Note: there are expected bounds to the generalization of what's shown in the video: we've only tested model
capabilities for 4-colored, 3-brick structures of two-by-four Lego bricks. Calculating how many possibilities
this presents is not easy. (If this is easy for you, please reach out for a job.) If we agree that uncolored
3-brick combinations of two-by-four Lego bricks have 1,560 combinations, then having 4 color options for each
of the 3 bricks gives 4*4*4*1,560 = 99,840 possible combinations.
Research Preview
Jun 17, 2025
Today we're excited to share a glimpse of what we're building at Generalist.
As a first step towards our mission of deploying general purpose robots, we
are pushing the frontiers of what end-to-end AI models can achieve in the real world. We've been training
models and evaluating their capabilities for dexterous sensorimotor policies across different embodiments,
environments, and physical interactions. We're sharing capability demonstrations on tasks stressing different
aspects of manipulation: fine motor control, spatial and temporal precision, generalization across robots and
settings, and robustness to external disturbances.
In each of these videos, the robot is fully autonomous and controlled in real time by an end-to-end deep
neural network mapping pixels and other sensor data to 100Hz actions. The entire hardware and software stack
jointly enables reactive, smooth, and precise dexterous control from neural networks.

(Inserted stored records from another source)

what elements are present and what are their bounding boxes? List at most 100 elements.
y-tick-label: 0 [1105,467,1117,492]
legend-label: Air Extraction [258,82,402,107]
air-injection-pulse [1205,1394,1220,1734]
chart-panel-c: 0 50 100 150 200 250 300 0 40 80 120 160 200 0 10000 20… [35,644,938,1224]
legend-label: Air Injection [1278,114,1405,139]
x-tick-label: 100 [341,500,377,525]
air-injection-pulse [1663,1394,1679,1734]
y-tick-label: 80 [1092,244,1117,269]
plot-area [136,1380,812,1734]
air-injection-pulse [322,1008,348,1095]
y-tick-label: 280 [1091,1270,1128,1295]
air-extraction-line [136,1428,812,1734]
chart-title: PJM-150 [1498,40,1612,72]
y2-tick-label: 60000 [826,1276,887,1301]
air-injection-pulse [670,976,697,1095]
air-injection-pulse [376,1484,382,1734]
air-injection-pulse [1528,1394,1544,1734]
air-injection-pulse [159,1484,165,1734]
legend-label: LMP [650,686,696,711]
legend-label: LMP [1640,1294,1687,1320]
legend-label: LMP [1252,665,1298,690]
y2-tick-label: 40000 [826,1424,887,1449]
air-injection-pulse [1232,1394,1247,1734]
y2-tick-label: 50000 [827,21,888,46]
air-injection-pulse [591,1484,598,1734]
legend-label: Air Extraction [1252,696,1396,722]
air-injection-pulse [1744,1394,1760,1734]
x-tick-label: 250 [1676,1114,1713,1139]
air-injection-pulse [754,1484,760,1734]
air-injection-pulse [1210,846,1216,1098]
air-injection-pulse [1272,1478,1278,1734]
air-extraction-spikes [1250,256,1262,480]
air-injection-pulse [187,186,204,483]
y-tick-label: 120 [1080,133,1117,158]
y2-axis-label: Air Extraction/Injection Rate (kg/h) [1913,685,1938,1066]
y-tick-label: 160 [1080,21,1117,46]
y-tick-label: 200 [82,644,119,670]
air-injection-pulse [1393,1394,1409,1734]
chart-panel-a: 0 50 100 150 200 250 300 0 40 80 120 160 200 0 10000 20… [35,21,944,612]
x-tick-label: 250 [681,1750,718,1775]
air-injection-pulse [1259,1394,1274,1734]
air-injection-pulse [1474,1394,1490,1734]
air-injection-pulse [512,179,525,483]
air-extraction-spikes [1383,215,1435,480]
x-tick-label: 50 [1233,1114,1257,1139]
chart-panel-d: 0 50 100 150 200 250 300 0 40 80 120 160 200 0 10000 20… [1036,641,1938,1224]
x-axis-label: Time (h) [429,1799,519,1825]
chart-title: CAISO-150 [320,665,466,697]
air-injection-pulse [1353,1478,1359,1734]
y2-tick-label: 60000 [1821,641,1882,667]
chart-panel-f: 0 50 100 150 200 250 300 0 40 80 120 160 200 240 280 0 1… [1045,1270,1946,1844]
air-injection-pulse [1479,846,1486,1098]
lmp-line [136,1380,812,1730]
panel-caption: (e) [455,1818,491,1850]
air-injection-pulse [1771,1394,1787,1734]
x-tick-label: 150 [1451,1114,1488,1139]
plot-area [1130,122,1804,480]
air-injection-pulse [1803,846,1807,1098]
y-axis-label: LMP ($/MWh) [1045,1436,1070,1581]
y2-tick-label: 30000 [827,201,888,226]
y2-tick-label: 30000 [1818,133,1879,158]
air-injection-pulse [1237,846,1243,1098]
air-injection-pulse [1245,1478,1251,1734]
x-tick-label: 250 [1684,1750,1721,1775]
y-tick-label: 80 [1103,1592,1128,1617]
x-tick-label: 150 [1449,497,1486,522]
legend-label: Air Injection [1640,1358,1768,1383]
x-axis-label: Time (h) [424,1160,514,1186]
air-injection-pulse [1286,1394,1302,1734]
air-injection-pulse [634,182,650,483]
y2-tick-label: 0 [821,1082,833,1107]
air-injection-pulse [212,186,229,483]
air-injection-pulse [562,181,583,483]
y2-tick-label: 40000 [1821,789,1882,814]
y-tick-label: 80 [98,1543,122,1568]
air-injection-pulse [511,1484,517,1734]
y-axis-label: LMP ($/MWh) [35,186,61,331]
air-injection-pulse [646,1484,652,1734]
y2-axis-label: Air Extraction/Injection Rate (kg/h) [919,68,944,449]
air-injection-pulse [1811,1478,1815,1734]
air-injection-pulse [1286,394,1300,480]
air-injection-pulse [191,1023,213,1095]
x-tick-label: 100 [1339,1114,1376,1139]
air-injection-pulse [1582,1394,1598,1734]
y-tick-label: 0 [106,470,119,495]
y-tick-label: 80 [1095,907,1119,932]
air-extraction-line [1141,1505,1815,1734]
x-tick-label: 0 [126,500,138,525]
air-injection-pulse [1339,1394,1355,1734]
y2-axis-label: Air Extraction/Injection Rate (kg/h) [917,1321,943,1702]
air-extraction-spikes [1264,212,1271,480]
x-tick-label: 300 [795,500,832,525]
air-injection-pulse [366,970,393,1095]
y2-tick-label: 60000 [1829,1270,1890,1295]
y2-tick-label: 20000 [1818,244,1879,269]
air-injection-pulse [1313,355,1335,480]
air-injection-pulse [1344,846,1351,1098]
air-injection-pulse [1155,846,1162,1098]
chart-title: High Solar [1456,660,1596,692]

We're using these tasks to test model capabilities along various axes of autonomous dexterity. The tasks
require nuanced behaviors like pushing, pulling, twisting, and multi-step re-grasping. Bi-manual
coordination allows actions like stabilizing and breaking apart Lego structures, tensioning flexible
materials, and dynamically creating funnels for small part handling. High-frequency control is important for
real-time behaviors like wiggling, throwing, or adjusting in-flight grasps. Precision is a requisite for being
able to close a box with millimeter-level tolerances.
Further, the cross-embodied model transfers across different arms (e.g., 7-DoF Flexiv Rizon 4, and 6-DoF UR5),
and generalizes well to entirely new environments. For example, the fasteners task used no data from UR5 arms,
and zero data for that task inside the same evaluated environment.
We're encouraged by the early results and the potential this system demonstrates. More to come.
Task: Pick & sort fasteners
Evaluates the ability of an end-to-end model to quickly pick and sort small, thin objects from
clutter, and place them oriented into corresponding compartments. Hardware torque is the limiting
factor for cycle time.
Task: Fold a box, pack a bike chain lock & close
Evaluates capabilities in handling articulated and deformable objects over long-horizon sequences and
with precision; adapts to disturbances and modulates force precisely. After assembling the box, the
long bike lock chain needs to be deformably coiled into the box in order to fit. Precision is
particularly tested in closing the box, which requires aligning flaps on both sides of the box
simultaneously, each with millimeter-level tolerance. Note also that the arm is strong enough to crush
the box at any moment.
Task: Get the screws back into the glass jar
Evaluates tool use, precision, and bi-manual coordination across a number of maneuvers. The robot is
tasked with efficiently getting all the shiny M4 screws back into a clear container. As needed, it can
scrape them off a magnetic bit holder, bend the paper plate to form a makeshift funnel to pour them,
or pick them up one by one. Scraping requires precise interhand coordination (e.g. when does a scrape
become a grasp?), as does forming and transporting the funnel without spilling.
Task: Break apart, sort, & throw Legos
Evaluates capabilities in precise regrasping, forceful interhand coordination, generalization, and
high-velocity maneuvers. The robot is tasked with deconstructing assembled legos and sorting the
bricks into their color-corresponding bins. This can require re-grasping the bricks to get a better
grip, before wiggling and twisting them apart. The robot generalizes over a distribution of brick
formations and works with any ordering and positioning of the bins, via visual conditioning. This task
can't be done slowly, due to the physics of throwing bricks.